Inflammatory Biomarkers and Neuropathy Incidence
Using data from the KORA cohort (a subgroup of over 500 participants aged 61–82 years), Herder described the first prospective evidence linking inflammatory biomarkers with incident DSPN. Elevated levels of high sensitivity C-reactive protein, IL-6, and TNF-α were associated with greater neuropathy risk, while adiponectin showed an inverse association.18 To capture a broader view of inflammatory processes, the team analysed 71 high-quality serum biomarkers using the OLINK Inflammation Assay (OLINK Proteomics, Uppsala, Sweden). Twenty-six proteins were positively associated with future DSPN, reflecting coordinated signalling across innate and adaptive immune pathways. Upstream regulatory analysis identified TNF-α and IL-1β as key drivers, reinforcing their therapeutic potential.19
Diabetes Subtypes and Differential Risk
Herder examined heterogeneity within diabetes and prediabetes using data from the German Diabetes Study,20 Europe’s largest prospective cohort of individuals with recent-onset diabetes. Significant differences in inflammatory biomarker profiles emerged across diabetes subtypes. The severe insulin-resistant diabetes phenotype exhibited the highest inflammatory load, accompanied by elevated leukocyte counts and increased neutrophil-lymphocyte ratios, while the severe insulin-deficient diabetes subtype displayed the lowest inflammatory burden.19 Parallels were observed in prediabetes. In a call back to Szedroedi’s earlier discussion of clusters, Herder explained that cluster 5, marked by high visceral adiposity, hepatic fat accumulation, and pronounced insulin resistance, had both the highest inflammatory load and the greatest DSPN risk. In contrast, cluster 2 showed the lowest inflammatory burden.5
Inflammasome Inhibition: A Targeted Therapeutic Pathway
Herder highlighted the role of NLRP3 inflammasome activation in generating IL-1β, a potent pro-inflammatory cytokine. Within the INTERCEPT-T2D consortium, an ongoing RCT is testing an inflammasome inhibitor in individuals with T2D and elevated inflammatory markers, with neuropathy outcomes designated as a key secondary endpoint.21 Results are anticipated within the next few years and may help pave the way for targeted anti-inflammatory therapies.
Key Takeaways
Herder concluded by emphasising that DSPN risk is strongly linked to multi-marker inflammatory signatures, that diabetes and prediabetes subtypes differ markedly in inflammatory burden, and that identifying high-inflammation subgroups may facilitate precision medicine approaches to neuropathy prevention and management.
CONCLUSION
Across all three talks, a clear narrative emerged: diabetic neuropathies are mechanistically heterogeneous, multifactorial, and ill-suited to one-size-fits-all approaches. Early small-fibre injury, proximal nerve remodelling, vascular dysfunction, inflammation, and metabolic diversity each contribute to a mosaic of pathology rather than a linear progression.

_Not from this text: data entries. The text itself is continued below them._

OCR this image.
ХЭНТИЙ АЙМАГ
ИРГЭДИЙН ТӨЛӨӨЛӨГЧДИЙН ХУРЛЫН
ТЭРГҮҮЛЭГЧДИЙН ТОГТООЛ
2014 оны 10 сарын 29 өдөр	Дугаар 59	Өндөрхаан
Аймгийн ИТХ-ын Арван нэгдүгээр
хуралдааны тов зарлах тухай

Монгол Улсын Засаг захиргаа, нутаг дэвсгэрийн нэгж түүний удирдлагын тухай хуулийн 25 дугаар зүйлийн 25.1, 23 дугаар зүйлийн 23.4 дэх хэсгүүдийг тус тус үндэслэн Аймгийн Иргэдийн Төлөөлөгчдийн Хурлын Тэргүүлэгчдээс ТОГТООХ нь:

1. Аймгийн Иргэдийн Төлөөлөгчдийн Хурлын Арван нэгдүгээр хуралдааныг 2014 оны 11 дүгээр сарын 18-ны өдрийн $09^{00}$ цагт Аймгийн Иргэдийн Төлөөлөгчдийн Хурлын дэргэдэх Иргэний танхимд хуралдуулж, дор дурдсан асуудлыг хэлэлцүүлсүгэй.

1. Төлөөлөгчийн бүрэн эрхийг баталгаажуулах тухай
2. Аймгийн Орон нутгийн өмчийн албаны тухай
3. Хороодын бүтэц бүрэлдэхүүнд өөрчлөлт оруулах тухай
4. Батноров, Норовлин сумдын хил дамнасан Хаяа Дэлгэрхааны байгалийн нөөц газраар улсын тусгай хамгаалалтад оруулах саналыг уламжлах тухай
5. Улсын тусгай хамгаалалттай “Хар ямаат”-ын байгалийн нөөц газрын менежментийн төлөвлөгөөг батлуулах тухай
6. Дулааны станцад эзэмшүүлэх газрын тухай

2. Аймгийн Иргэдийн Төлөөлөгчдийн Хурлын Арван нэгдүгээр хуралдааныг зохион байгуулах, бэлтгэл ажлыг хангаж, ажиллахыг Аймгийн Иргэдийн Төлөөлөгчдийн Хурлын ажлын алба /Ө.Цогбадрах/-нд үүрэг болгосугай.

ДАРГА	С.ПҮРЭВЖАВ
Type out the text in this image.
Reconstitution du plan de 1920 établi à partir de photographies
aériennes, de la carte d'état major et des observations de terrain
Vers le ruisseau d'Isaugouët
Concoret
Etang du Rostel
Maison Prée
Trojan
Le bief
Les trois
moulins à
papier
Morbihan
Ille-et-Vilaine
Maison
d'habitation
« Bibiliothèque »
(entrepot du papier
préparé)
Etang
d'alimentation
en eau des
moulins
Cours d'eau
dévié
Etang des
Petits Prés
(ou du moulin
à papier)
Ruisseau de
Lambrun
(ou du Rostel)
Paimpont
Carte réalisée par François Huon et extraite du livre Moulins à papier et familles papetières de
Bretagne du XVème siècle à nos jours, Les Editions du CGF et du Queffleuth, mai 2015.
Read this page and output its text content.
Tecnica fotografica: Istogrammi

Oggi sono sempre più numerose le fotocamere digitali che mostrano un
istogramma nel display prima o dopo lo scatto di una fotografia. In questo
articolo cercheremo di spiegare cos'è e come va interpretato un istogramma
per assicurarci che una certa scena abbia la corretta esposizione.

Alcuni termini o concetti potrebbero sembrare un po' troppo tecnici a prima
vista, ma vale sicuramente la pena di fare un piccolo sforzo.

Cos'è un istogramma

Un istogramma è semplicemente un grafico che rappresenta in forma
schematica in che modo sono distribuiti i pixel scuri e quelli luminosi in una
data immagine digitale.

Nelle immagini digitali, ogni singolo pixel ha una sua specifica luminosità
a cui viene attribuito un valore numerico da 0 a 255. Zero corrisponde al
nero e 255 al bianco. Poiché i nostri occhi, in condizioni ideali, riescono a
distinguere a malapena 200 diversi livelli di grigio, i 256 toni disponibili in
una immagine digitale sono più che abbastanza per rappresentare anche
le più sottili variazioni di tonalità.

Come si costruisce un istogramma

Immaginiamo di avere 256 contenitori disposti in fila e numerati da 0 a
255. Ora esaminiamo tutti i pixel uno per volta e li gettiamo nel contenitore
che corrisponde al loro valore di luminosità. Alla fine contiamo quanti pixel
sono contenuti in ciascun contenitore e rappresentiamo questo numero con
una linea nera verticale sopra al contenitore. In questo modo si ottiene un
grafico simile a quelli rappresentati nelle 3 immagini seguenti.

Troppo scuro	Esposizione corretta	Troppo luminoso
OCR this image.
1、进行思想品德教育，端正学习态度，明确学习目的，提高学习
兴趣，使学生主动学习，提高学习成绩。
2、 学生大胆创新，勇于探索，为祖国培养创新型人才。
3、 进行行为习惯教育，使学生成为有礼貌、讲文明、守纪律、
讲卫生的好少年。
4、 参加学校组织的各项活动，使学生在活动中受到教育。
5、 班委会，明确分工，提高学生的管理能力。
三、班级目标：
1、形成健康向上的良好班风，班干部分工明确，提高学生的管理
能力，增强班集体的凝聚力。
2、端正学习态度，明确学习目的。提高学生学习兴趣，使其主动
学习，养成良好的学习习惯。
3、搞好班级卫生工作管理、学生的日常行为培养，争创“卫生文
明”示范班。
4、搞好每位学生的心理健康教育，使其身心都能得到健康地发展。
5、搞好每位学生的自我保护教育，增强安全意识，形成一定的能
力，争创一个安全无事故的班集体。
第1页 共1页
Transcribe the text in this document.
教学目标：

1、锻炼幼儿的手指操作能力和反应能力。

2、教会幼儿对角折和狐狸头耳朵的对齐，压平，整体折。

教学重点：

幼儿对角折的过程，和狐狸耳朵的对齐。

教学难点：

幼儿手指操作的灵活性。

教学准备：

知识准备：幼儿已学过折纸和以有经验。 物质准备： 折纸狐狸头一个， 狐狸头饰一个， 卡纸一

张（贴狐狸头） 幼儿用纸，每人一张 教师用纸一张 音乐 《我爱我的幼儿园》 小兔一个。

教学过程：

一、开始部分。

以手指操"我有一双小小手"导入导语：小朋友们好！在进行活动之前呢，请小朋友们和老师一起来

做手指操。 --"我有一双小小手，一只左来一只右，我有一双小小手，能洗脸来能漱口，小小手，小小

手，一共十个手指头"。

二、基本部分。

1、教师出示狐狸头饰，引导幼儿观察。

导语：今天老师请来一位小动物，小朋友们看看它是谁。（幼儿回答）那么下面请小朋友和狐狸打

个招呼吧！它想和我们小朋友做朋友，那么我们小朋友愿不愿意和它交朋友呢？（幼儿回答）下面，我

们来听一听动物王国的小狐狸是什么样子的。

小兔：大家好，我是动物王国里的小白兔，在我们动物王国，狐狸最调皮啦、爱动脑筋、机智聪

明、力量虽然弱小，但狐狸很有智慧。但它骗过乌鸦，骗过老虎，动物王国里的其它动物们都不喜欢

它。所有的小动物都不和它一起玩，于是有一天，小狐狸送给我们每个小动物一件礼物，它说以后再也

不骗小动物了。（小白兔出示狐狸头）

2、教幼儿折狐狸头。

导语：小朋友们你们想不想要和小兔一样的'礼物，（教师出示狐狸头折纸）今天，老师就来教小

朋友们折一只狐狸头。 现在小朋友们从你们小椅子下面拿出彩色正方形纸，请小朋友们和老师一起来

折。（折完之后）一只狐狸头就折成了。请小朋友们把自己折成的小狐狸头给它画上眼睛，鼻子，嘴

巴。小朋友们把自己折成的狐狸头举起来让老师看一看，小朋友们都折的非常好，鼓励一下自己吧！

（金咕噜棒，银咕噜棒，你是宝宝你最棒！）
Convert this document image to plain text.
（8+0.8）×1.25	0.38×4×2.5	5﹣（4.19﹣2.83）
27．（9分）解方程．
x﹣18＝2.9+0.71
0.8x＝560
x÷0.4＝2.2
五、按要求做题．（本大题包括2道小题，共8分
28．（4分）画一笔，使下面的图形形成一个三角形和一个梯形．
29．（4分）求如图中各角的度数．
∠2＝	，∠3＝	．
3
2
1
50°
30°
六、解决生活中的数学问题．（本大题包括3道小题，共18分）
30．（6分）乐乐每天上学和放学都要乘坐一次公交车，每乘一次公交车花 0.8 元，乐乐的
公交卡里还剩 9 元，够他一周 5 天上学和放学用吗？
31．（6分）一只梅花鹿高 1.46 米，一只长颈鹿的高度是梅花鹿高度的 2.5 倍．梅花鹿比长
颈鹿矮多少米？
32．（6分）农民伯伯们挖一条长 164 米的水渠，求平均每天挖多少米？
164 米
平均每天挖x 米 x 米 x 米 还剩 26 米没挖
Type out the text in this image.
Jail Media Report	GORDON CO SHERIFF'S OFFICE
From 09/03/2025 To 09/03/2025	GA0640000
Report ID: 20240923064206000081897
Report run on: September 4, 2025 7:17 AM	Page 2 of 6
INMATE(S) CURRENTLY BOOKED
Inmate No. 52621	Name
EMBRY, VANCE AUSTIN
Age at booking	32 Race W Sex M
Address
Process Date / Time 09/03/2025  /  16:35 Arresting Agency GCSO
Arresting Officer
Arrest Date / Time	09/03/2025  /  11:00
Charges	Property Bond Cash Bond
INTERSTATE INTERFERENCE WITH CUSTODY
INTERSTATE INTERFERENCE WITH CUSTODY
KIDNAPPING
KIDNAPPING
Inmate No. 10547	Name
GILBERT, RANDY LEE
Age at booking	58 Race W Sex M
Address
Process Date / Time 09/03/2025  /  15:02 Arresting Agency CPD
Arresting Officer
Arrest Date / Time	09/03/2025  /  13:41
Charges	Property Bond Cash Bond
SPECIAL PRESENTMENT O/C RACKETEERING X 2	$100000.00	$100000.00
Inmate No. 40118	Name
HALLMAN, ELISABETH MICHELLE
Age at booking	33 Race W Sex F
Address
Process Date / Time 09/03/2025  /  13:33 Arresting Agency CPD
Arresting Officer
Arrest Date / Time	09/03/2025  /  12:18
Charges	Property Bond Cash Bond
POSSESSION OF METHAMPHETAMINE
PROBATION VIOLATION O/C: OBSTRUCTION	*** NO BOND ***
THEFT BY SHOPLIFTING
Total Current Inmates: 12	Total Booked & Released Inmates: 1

The speakers collectively emphasised the importance of early and multimodal screening, including in prediabetes, along with phenotype-guided assessment and treatment, better recognition of autonomic and inflammatory contributors, and the promise of targeted therapies spanning metabolic, vascular, and inflammatory pathways.
As precision medicine evolves, integrating multimodal diagnostics with mechanistic understanding offers a path towards genuinely individualised care, with the potential to alter the natural history of diabetic neuropathies in the years ahead.